しかし、その魔力を正確にコントロールして取り出せるようにならなければ、いくら潜在魔力が高くても宝の持ち腐れになってしまう。


魔力のコントロールには集中力が欠かせないのだが、どうやら私は雑念が多すぎるらしい。

もしかすると、5歳のルナ王女の中身が、享年26歳の『ホカサダ』であることが関係しているんじゃなかろうか。魔力の体内生成は、頭が柔らかくて既成概念にとらわれない子供のほうが向いているという話だったが、私のように中身が既に大人な場合は、もしかしてうまくいかないんじゃ……。って、気づくのが遅すぎるか。


ともかく、今は『風』を具現化する修練をしている最中である。


『風』を具現化するには、心の中に吹きすさぶ嵐を思い浮かべればいいらしい。


吹きすさぶ嵐って……台風とかかな。


ふと、台風で電車が止まり、ラッシュ時のJRの駅に人が溢れているところが思い浮かんだ。


うーん。これは嫌だわ。


っていうか、これが雑念なのよー!!


よし、気を取り直してもう一度。集中集中……。


と、『火の魔法を使うときは、必ずお外で大人と一緒にやりましょう』という、注意書きの看板が立てられているのが目に入った。


ぷぷぷ……何あれ……。

誰が立てたんだか……花火の袋に書いてある説明みたい。


子供が魔法の練習をする時は必ず外で!というナギ先生の主義を考えると、きっと先生が建てたのだろう。クールな顔して……。


って、なかなか集中できない。


「ふぅ……。雑念が払えないようですね。私は一足先に王宮に戻ります。少し、一人で自習してください」


「あ、はい……」


あーあ、ナギ先生怒っちゃったみたい。スタスタと王宮の方に戻って行ってしまう。


そんなこと言っても、火の具現化ができるようになって最初は興奮したものの、こう同じことの繰り返しでは、やる気もなくなってくる。


ちなみに火の具現化の方は若干の進化を遂げており、今では火の大きさも弱火、中火、強火と3段階が可能になった。今度目玉焼きでも焼いてみようか。

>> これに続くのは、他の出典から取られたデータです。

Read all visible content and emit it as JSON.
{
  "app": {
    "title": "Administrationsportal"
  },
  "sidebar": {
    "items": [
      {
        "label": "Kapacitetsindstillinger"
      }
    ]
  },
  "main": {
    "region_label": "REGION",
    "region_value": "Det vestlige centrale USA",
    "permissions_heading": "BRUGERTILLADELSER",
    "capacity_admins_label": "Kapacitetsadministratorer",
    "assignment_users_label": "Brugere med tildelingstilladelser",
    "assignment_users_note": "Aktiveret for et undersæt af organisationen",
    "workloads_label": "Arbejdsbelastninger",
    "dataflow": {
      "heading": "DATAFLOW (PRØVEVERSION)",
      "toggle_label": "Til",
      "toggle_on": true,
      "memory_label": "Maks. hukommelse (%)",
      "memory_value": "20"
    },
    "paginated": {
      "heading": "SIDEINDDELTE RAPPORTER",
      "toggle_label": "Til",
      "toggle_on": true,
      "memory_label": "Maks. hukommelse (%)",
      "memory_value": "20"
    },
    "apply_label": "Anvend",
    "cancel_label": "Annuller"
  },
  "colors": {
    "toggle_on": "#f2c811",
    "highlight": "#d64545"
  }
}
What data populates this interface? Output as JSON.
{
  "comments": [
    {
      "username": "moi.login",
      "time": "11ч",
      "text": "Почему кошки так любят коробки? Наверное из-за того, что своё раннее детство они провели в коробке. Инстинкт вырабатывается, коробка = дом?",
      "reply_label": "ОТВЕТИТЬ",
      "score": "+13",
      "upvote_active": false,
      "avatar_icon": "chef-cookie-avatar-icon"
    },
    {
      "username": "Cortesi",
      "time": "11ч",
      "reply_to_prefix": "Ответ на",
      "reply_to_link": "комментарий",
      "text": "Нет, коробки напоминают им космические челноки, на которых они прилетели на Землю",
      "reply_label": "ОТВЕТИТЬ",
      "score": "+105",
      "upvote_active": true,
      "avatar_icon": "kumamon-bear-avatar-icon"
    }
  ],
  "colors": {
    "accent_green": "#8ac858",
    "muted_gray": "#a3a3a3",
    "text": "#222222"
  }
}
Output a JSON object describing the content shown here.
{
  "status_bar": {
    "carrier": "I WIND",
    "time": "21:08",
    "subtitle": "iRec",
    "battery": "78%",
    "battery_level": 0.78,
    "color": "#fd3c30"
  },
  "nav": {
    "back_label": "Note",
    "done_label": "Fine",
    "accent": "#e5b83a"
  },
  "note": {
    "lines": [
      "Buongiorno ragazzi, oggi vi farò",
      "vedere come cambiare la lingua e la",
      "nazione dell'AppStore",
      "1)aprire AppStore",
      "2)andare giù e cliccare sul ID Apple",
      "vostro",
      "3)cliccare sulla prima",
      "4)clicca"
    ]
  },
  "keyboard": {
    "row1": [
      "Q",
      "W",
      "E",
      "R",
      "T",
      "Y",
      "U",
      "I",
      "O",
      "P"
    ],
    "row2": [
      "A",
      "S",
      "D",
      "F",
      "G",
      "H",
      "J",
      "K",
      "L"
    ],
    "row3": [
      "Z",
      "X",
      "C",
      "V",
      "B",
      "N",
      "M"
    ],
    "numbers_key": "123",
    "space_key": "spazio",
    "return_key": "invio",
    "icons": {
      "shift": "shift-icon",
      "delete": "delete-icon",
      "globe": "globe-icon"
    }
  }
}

とにかく、ただひたすら集中という修行に、ぶっちゃけ飽きがきてしまったのだ。私は魔法の素質はかなりあるようなのだが、どうも一つのことをやり続ける持続力には欠けているようだった。


でも、こんなことではいけない!

せっかく異世界に転生したのだから、本気出して成長していかなければ!


そう心を新たに、ふと思いついて王宮の裏庭から続く森に入ってみることにした。


森の中に入ると、スッと気温が下がったように感じた。日の光が枝葉で遮られて、陰になっているからだろう。足を進めると、少し開けた場所に出た。周りは鬱蒼とした木々に囲まれているが、そこだけは木がまばらにしか生えておらず空間がポッカリ空いているような感じだ。遮るものがないので、日の光がさんさんと注いでいて暖かい。

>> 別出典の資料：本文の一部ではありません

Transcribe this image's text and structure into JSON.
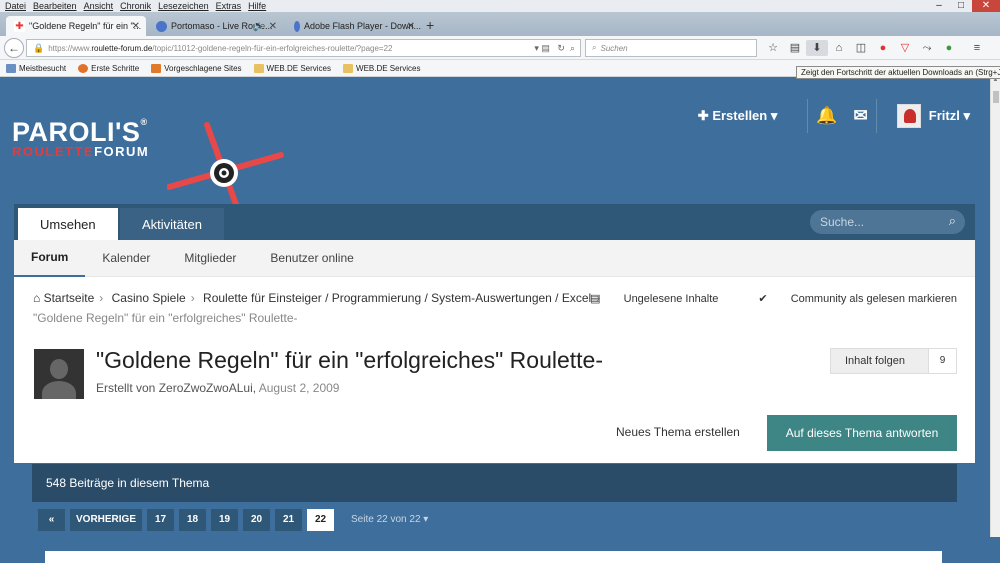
{
  "menubar": [
    "Datei",
    "Bearbeiten",
    "Ansicht",
    "Chronik",
    "Lesezeichen",
    "Extras",
    "Hilfe"
  ],
  "window_controls": {
    "minimize": "–",
    "maximize": "□",
    "close": "✕"
  },
  "tabs": [
    {
      "label": "\"Goldene Regeln\" für ein \"...",
      "active": true
    },
    {
      "label": "Portomaso - Live Roule...",
      "active": false
    },
    {
      "label": "Adobe Flash Player - Down...",
      "active": false
    }
  ],
  "new_tab": "+",
  "urlbar": {
    "prefix": "https://www.",
    "domain": "roulette-forum.de",
    "path": "/topic/11012-goldene-regeln-für-ein-erfolgreiches-roulette/?page=22"
  },
  "searchbar": {
    "placeholder": "Suchen"
  },
  "bookmarks": [
    "Meistbesucht",
    "Erste Schritte",
    "Vorgeschlagene Sites",
    "WEB.DE Services",
    "WEB.DE Services"
  ],
  "tooltip": "Zeigt den Fortschritt der aktuellen Downloads an (Strg+J)",
  "logo": {
    "main": "PAROLI'S",
    "reg": "®",
    "sub_red": "ROULETTE",
    "sub_white": "FORUM"
  },
  "header": {
    "create": "Erstellen",
    "username": "Fritzl"
  },
  "main_nav": {
    "tabs": [
      "Umsehen",
      "Aktivitäten"
    ],
    "search_placeholder": "Suche..."
  },
  "sub_nav": [
    "Forum",
    "Kalender",
    "Mitglieder",
    "Benutzer online"
  ],
  "breadcrumb": {
    "items": [
      "Startseite",
      "Casino Spiele",
      "Roulette für Einsteiger / Programmierung / System-Auswertungen / Excel"
    ],
    "current": "\"Goldene Regeln\" für ein \"erfolgreiches\" Roulette-"
  },
  "page_actions": {
    "unread": "Ungelesene Inhalte",
    "mark_read": "Community als gelesen markieren"
  },
  "thread": {
    "title": "\"Goldene Regeln\" für ein \"erfolgreiches\" Roulette-",
    "by_prefix": "Erstellt von ",
    "author": "ZeroZwoZwoALui",
    "date": "August 2, 2009",
    "follow_label": "Inhalt folgen",
    "follow_count": "9"
  },
  "buttons": {
    "new_topic": "Neues Thema erstellen",
    "reply": "Auf dieses Thema antworten"
  },
  "posts_count": "548 Beiträge in diesem Thema",
  "pagination": {
    "first": "«",
    "prev": "VORHERIGE",
    "pages": [
      "17",
      "18",
      "19",
      "20",
      "21",
      "22"
    ],
    "current": "22",
    "info": "Seite 22 von 22"
  }
}
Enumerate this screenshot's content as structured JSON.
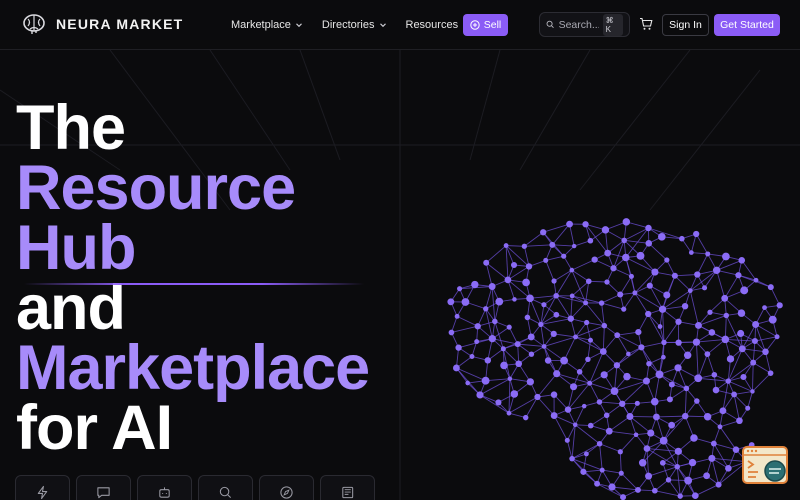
{
  "header": {
    "brand": "NEURA MARKET",
    "logo_icon": "brain-logo-icon",
    "menu": [
      {
        "label": "Marketplace"
      },
      {
        "label": "Directories"
      },
      {
        "label": "Resources"
      }
    ],
    "sell_label": "Sell",
    "search_placeholder": "Search...",
    "search_shortcut": "⌘ K",
    "signin_label": "Sign In",
    "get_started_label": "Get Started"
  },
  "hero": {
    "lines": [
      {
        "text": "The",
        "color": "white"
      },
      {
        "text": "Resource",
        "color": "purple"
      },
      {
        "text": "Hub",
        "color": "purple"
      },
      {
        "text": "and",
        "color": "white"
      },
      {
        "text": "Marketplace",
        "color": "purple"
      },
      {
        "text": "for AI",
        "color": "white"
      }
    ]
  },
  "categories": [
    {
      "icon": "lightning-icon"
    },
    {
      "icon": "chat-bubble-icon"
    },
    {
      "icon": "robot-icon"
    },
    {
      "icon": "search-icon"
    },
    {
      "icon": "compass-icon"
    },
    {
      "icon": "newspaper-icon"
    }
  ],
  "colors": {
    "background": "#0b0b0d",
    "accent": "#8b5cf6",
    "accent_light": "#a78bfa",
    "text": "#ffffff"
  }
}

と、ちょうどよく木の切り株があるのが目に付いた。ちょこんと腰掛けて空を見上げる。青空に所々薄い雲が浮かんでいる。ピーピーと鳥の鳴く声があちらこちらで聞こえてくるし、そよ風までそよそよと吹いてきた。


気持ちいい……。

ハンモックでもかけてお昼寝したいなぁ。


と、ついうっかり当初の目的を忘れそうになる。


いけないいけない。


よし、と気合いを入れ直して、<魔力をためる>のポーズを取る。心の中で、吹き荒ぶ嵐を想像し……、指をおでこからパッと離して手を前に突き出す!


……しーん。


うーむ。やっぱり何も起こらない。


何を隠そう、四大元素の中でも、特に『風』のイメージトレーニングには1番手こずっているのだ。

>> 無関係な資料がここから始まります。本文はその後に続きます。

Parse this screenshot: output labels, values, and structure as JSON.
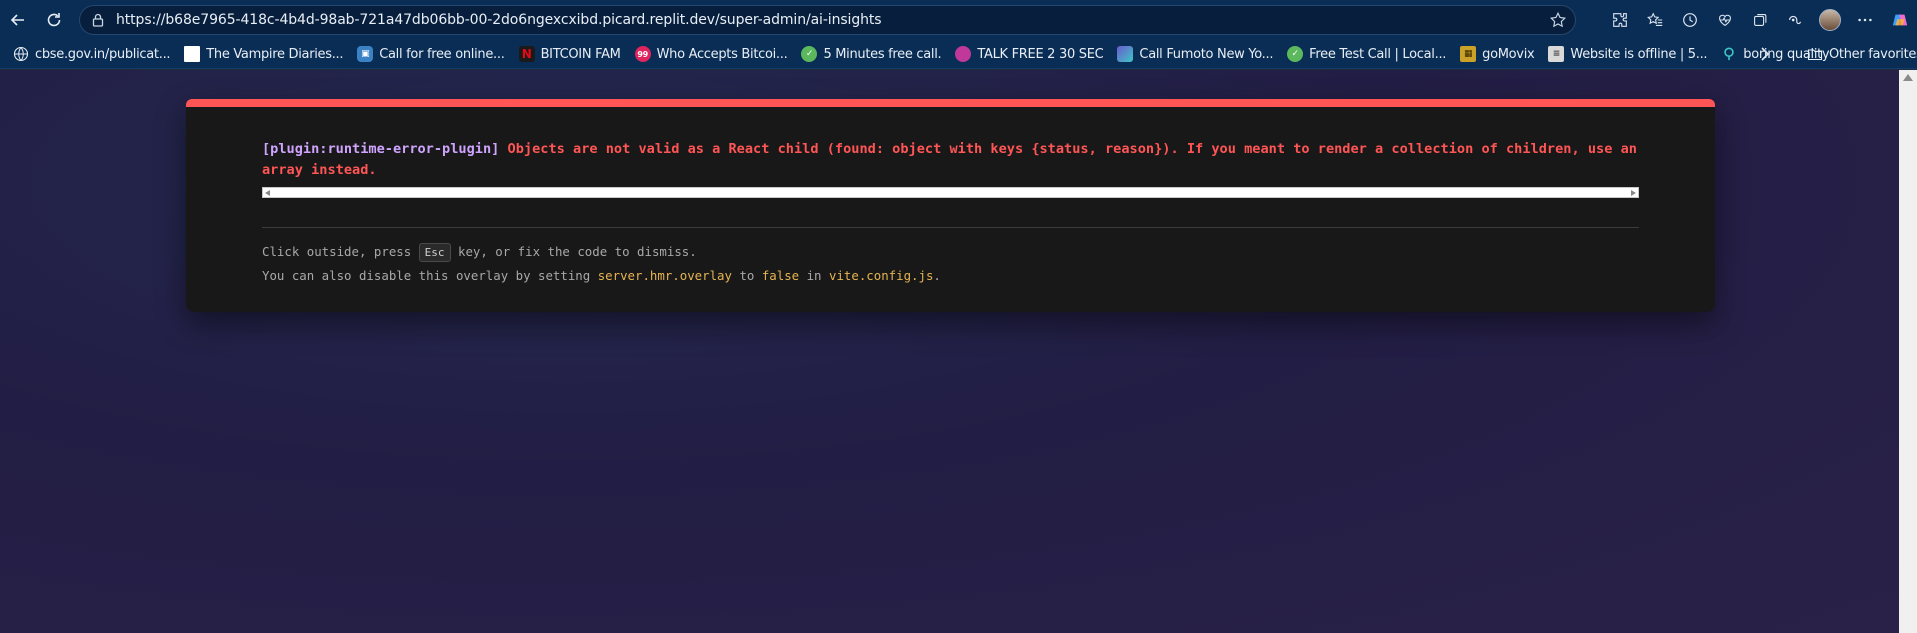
{
  "browser": {
    "url_base": "https://b68e7965-418c-4b4d-98ab-721a47db06bb-00-2do6ngexcxibd.picard.replit.dev",
    "url_path": "/super-admin/ai-insights"
  },
  "bookmarks": [
    {
      "label": "cbse.gov.in/publicat...",
      "icon": "globe-icon",
      "color": "#0a2d55"
    },
    {
      "label": "The Vampire Diaries...",
      "icon": "blank-page-icon",
      "color": "#ffffff"
    },
    {
      "label": "Call for free online...",
      "icon": "phone-app-icon",
      "color": "#3b82c4"
    },
    {
      "label": "BITCOIN FAM",
      "icon": "netflix-icon",
      "color": "#e50914"
    },
    {
      "label": "Who Accepts Bitcoi...",
      "icon": "badge-99-icon",
      "color": "#e0245e"
    },
    {
      "label": "5 Minutes free call.",
      "icon": "chat-bubble-icon",
      "color": "#5cb85c"
    },
    {
      "label": "TALK FREE 2 30 SEC",
      "icon": "circle-icon",
      "color": "#c0399a"
    },
    {
      "label": "Call Fumoto New Yo...",
      "icon": "chart-icon",
      "color": "#6a5acd"
    },
    {
      "label": "Free Test Call | Local...",
      "icon": "chat-bubble-icon",
      "color": "#5cb85c"
    },
    {
      "label": "goMovix",
      "icon": "film-icon",
      "color": "#c9a227"
    },
    {
      "label": "Website is offline | 5...",
      "icon": "document-icon",
      "color": "#d9d9d9"
    },
    {
      "label": "boring quality",
      "icon": "pin-icon",
      "color": "#3ec7c7"
    }
  ],
  "other_favorites": "Other favorites",
  "error": {
    "plugin": "[plugin:runtime-error-plugin]",
    "message": "Objects are not valid as a React child (found: object with keys {status, reason}). If you meant to render a collection of children, use an array instead.",
    "tip_before_key": "Click outside, press ",
    "key": "Esc",
    "tip_after_key": " key, or fix the code to dismiss.",
    "tip2_a": "You can also disable this overlay by setting ",
    "tip2_code1": "server.hmr.overlay",
    "tip2_b": " to ",
    "tip2_code2": "false",
    "tip2_c": " in ",
    "tip2_code3": "vite.config.js",
    "tip2_d": "."
  },
  "colors": {
    "accent_error": "#ff5555",
    "plugin_text": "#cfa4ff",
    "code_highlight": "#e6b450"
  }
}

火や水や土と違って、『風』というのは目に見えない。目に見えないものを具現化するというのが、なかなかに難しいのだ。


ふと、そよ風が顔に当たるのに気がついた。上を見上げると、木の葉がサワサワと風に揺れている。木の葉に陽の光が当たってピカピカしている。

木の葉、キレイだなぁ……。


と、見上げていた木の陰でゴソゴソと何かが動いた。動物か何かと思ったが、その『何か』は金色の光を放っている!よく目を凝らして見ると、そこにいたのは金色の小さなドラゴンだった。


ファンタジー映画などでよく出てくる伝説上の生き物。しかし、木の陰からジッとこちらを見つめているドラゴンは、大きめの猫くらいのサイズだ。


わーー!

ドラゴンっ!初めて見た!

意外とかわいい!


何を隠そうこの私、大の動物好きなのだ。ドラゴンと言えどもたわむれたいっ!……けど、小さくても獰猛なのかしら。


私は注意深くドラゴンを観察した。

金色の鱗で覆われたドラゴン。同色の翼が背から生えている。額の真ん中は、黒い曲線状に鱗が黒くなっている。まるで額に漆黒の三日月が浮かんでいるようだ。瞳は金色と青色のオッドアイで、まるでそれ自体が高温の炎のように煌めいている。


こんなところで何してるのかしら。

まさか、野良ドラゴン……なんているのかなっ!?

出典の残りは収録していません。